Jogging

Mark Remy noted that dead and injured runners are referred to as joggers in the press. Understanding what the issue is for runners requires knowing that running media spent the later part of the last century chiding readers to refer to their activity as running. Jogging was looked down upon as something involving Richard Simmons and neon jogging suits. Runners were told they were in the mold of Frank Shorter. We were all Olympians, marathoners.

Running shoe companies run ad campaigns that assert that you are a runner, not a pathetic jogger. An animal on the hunt, out for the kill, in for the win.

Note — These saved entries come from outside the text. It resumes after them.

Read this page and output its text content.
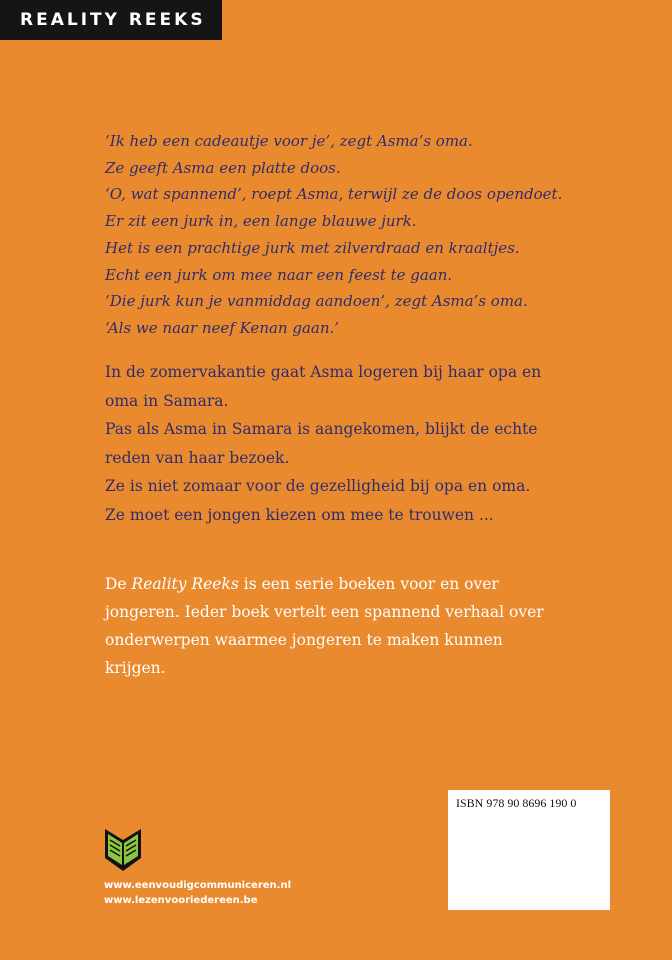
REALITY REEKS
‘Ik heb een cadeautje voor je’, zegt Asma’s oma.
Ze geeft Asma een platte doos.
‘O, wat spannend’, roept Asma, terwijl ze de doos opendoet.
Er zit een jurk in, een lange blauwe jurk.
Het is een prachtige jurk met zilverdraad en kraaltjes.
Echt een jurk om mee naar een feest te gaan.
‘Die jurk kun je vanmiddag aandoen’, zegt Asma’s oma.
‘Als we naar neef Kenan gaan.’
In de zomervakantie gaat Asma logeren bij haar opa en
oma in Samara.
Pas als Asma in Samara is aangekomen, blijkt de echte
reden van haar bezoek.
Ze is niet zomaar voor de gezelligheid bij opa en oma.
Ze moet een jongen kiezen om mee te trouwen ...
De Reality Reeks is een serie boeken voor en over
jongeren. Ieder boek vertelt een spannend verhaal over
onderwerpen waarmee jongeren te maken kunnen
krijgen.
ISBN 978 90 8696 190 0
www.eenvoudigcommuniceren.nl
www.lezenvooriedereen.be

Rule ten from Runnersworld makes clear the view that jogging is a derogatory term, "If you care even a little about being called a jogger versus a runner, you're a runner."  Being a jogger is looked down upon. Active discrimination is encouraged. Which bothers me.

To paraphrase something Bones might not have said to Captain Kirk, "Damn it Jim, I'm a jogger, not a runner." Someday I will be road kill. And maybe sometimes I even run. But I jog and I am proud of it. Tossing my tennis balls in the air as I go. Joggling. Not rungling.

Those doing the memorial service can sort out whether I was a runner, a jogger, a joggler, or just plain not bright enough to know that juggling and running in the road was a bad combination on an island with no road shoulders.

Jogging is a good place to be - a heck of a lot better than being on the couch watching television eating ramen and kool-aid.